MaxPeak Premier Technology significantly improved the chromatographic response of Tenofovir reference standards and forced-degradation samples. Compared to conventional setups, peak area and height increased by up to 4.5-fold for trace-level Tenofovir, while peak tailing and width decreased, enabling automated integration.
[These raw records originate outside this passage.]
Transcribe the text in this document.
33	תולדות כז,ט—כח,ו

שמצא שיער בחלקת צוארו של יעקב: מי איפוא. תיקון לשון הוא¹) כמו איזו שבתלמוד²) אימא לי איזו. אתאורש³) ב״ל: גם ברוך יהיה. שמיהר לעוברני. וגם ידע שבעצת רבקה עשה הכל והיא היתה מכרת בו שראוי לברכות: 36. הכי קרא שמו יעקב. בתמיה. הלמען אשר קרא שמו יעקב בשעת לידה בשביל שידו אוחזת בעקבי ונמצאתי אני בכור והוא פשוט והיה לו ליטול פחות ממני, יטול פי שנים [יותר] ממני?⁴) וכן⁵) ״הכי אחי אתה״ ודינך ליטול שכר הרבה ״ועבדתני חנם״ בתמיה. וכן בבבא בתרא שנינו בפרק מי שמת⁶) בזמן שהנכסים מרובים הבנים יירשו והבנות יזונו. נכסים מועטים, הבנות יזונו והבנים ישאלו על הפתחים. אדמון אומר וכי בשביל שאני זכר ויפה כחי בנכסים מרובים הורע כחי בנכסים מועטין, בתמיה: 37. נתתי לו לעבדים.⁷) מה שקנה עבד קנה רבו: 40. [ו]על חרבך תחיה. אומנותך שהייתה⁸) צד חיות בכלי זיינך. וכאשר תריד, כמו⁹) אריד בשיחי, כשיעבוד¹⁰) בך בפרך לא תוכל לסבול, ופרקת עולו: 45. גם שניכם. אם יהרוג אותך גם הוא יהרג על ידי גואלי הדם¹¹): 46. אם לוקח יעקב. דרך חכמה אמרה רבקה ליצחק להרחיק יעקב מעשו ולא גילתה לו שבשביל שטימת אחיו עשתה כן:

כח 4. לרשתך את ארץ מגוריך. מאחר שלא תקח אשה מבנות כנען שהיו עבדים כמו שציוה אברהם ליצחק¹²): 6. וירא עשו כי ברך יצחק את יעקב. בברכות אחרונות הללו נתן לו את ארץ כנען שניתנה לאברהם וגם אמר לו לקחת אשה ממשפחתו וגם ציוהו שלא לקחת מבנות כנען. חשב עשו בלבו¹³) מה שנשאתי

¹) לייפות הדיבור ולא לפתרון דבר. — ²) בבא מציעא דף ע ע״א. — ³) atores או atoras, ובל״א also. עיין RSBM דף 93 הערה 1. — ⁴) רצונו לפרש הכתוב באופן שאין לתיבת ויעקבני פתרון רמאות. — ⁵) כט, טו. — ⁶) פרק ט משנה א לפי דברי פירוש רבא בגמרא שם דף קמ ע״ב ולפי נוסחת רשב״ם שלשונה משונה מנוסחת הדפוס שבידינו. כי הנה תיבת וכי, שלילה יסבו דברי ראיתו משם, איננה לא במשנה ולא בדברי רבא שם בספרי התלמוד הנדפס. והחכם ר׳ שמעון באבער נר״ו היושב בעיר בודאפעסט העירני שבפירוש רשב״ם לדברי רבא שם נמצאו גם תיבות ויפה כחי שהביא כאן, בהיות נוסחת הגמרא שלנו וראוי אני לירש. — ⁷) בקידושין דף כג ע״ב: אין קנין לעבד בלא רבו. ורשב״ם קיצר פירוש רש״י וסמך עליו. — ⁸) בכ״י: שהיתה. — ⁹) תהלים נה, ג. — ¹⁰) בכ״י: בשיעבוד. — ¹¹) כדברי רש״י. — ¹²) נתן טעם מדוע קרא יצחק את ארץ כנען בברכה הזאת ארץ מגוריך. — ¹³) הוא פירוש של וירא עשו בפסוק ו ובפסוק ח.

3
Recovery of degraded Tenofovir in control samples rose from just above the 0.1% reporting threshold to over 0.4%, and oxidative degradation recoveries improved similarly.
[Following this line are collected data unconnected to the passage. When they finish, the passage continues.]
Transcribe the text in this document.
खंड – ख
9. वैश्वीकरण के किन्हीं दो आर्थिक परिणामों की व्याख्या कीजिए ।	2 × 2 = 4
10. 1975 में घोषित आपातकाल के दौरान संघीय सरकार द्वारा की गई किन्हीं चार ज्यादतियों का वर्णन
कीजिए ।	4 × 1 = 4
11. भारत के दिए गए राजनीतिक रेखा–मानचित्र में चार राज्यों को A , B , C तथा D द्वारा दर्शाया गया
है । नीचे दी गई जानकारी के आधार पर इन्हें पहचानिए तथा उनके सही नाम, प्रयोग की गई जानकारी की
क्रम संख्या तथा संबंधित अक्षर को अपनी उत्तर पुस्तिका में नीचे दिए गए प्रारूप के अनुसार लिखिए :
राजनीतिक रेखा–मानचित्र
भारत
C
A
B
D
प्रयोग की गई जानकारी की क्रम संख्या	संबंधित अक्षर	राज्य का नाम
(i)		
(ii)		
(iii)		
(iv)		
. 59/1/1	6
Benefits and Practical Applications

• Enhanced sensitivity for trace impurities without strong mobile-phase chelators or lengthy passivation
• Improved peak shape and signal-to-noise ratio facilitate reliable quantitation
• Supports regulatory compliance by exceeding impurity reporting requirements

Future Trends and Opportunities

As pharmaceutical analysis advances, demand for metal-inert chromatography will grow, especially for ion-sensitive and reactive drug substances. Integration of MaxPeak Premier concepts with automated method development and quality-by-design (QbD) workflows may further streamline stability-indicating method optimization and regulatory approval processes.

Conclusion

MaxPeak Premier Technology addresses metal-induced analyte loss and peak distortion in conventional HPLC, delivering substantial gains in sensitivity, peak integrity, and quantitative reliability for antiviral drug stability analysis. Its adoption can improve low-level impurity detection and simplify method development for critical pharmaceutical workflows.

Reference

1. Plumb R. and Wilson I., Metal-Analyte Interactions – An Unwanted Distraction, The Column, 2021.
2. DeLano M., et al., Analytical Chemistry, 93(14), 2021.
3. ICH Q1A(R2), Stability Testing of New Drug Substances and Products, 2003.
4. FDA Guidance for Industry #5, Drug Stability Guidelines, 21 CFR 211.
5. Golla V.M., et al., Journal of Pharmaceutical and Biomedical Analysis, 131, 2016.
6. Layton C.E. and Rainville P.D., Waters Application Note 720007480EN, 2021.
7. ChemSpider, 2D Structure Database, accessed 2021.
8. Arsenault J.C. and McDonald P., Beginner’s Guide to Liquid Chromatography, Waters Primer, 2007.